Estas viejas torres han alumbrado en noches cerradas y almas que se creían desahuciadas. Si los acantilados hablaran, los milagros tendrían sabor a sal.

Yo nunca he visto ninguno. Y sin embargo, también me he quedado prendado con la luz de sus pupilas.

No obstante, no todos los faros tienen vistas al mar.

Los hay que son ese consejo valiente y honesto que duele, enoja y guía.

Otros se esconden en la voz rota que canta la historia que creemos hecha para nosotros.

Algunos, los que menos, aparecen en medio de un desmarque durante la prórroga en la final de un Mundial.

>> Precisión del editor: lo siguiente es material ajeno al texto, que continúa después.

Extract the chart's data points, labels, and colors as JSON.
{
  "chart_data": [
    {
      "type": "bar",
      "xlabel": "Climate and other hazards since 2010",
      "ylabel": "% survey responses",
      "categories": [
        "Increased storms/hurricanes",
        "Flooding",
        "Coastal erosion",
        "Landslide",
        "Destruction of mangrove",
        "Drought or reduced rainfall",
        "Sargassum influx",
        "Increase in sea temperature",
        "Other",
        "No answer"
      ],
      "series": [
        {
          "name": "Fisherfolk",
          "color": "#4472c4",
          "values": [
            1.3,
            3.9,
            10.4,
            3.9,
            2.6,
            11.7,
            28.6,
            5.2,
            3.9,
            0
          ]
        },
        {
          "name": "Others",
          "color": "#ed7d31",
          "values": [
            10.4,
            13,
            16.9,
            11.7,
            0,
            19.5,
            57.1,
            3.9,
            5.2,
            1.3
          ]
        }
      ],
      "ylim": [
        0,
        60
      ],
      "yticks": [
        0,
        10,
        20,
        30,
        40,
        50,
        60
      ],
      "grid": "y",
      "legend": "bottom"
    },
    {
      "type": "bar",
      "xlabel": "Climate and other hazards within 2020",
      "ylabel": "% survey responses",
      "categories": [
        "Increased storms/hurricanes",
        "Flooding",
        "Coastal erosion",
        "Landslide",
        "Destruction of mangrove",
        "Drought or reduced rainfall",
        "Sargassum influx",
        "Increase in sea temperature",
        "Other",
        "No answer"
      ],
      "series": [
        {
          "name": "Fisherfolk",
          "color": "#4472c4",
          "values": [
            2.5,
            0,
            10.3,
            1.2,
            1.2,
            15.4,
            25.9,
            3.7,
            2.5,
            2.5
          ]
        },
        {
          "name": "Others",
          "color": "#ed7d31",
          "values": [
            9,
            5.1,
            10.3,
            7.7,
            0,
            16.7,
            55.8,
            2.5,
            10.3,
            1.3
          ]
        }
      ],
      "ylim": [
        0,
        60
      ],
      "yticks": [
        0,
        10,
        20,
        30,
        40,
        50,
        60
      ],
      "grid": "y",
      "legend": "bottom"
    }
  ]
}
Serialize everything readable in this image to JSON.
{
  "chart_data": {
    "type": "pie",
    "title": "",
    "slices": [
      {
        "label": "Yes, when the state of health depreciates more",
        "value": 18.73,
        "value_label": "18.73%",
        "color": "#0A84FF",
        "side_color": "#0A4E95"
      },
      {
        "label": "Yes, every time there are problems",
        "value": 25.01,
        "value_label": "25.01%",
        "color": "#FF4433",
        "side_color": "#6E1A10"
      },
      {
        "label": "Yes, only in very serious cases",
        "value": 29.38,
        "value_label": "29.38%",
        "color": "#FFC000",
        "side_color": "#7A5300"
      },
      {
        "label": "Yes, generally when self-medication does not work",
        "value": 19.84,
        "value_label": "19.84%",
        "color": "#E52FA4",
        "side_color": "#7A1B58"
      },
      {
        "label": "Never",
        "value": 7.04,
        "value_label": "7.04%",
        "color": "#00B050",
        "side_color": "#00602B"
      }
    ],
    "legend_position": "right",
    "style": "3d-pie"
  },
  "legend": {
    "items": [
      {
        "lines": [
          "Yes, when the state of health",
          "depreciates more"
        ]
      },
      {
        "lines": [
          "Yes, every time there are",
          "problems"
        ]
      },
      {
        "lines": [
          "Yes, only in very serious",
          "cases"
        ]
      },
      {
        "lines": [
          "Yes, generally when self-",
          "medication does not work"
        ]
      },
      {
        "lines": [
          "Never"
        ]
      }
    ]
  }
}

Y luego están los demás, esos que ven, tocan y sonríen. Los que jamás tendrás que buscar, pues para ellos siempre serás su Norte.

Los faros están desapareciendo porque, a menudo, navegamos con los ojos cerrados.

Perder

Perdemos.

Cuando no te quede nada por ganar, sólo puedes perder.

Cuando no te quede nada por perder, todavía puedes perderte.

La victoria discrimina. Es orgullosa, clasista y desvergonzada.

La pérdida democratiza. Es ciega, docente y justa.

Nunca existirán triunfos completos pero sí derrotas con margen de naufragio.

No pierdes si no ganas, pero sí ganas si no pierdes.

La falta de victoria no es derrota. La falta de pérdida sí es triunfo.

Perder no es no ganar; perder es no entender que no perder sí es ganar.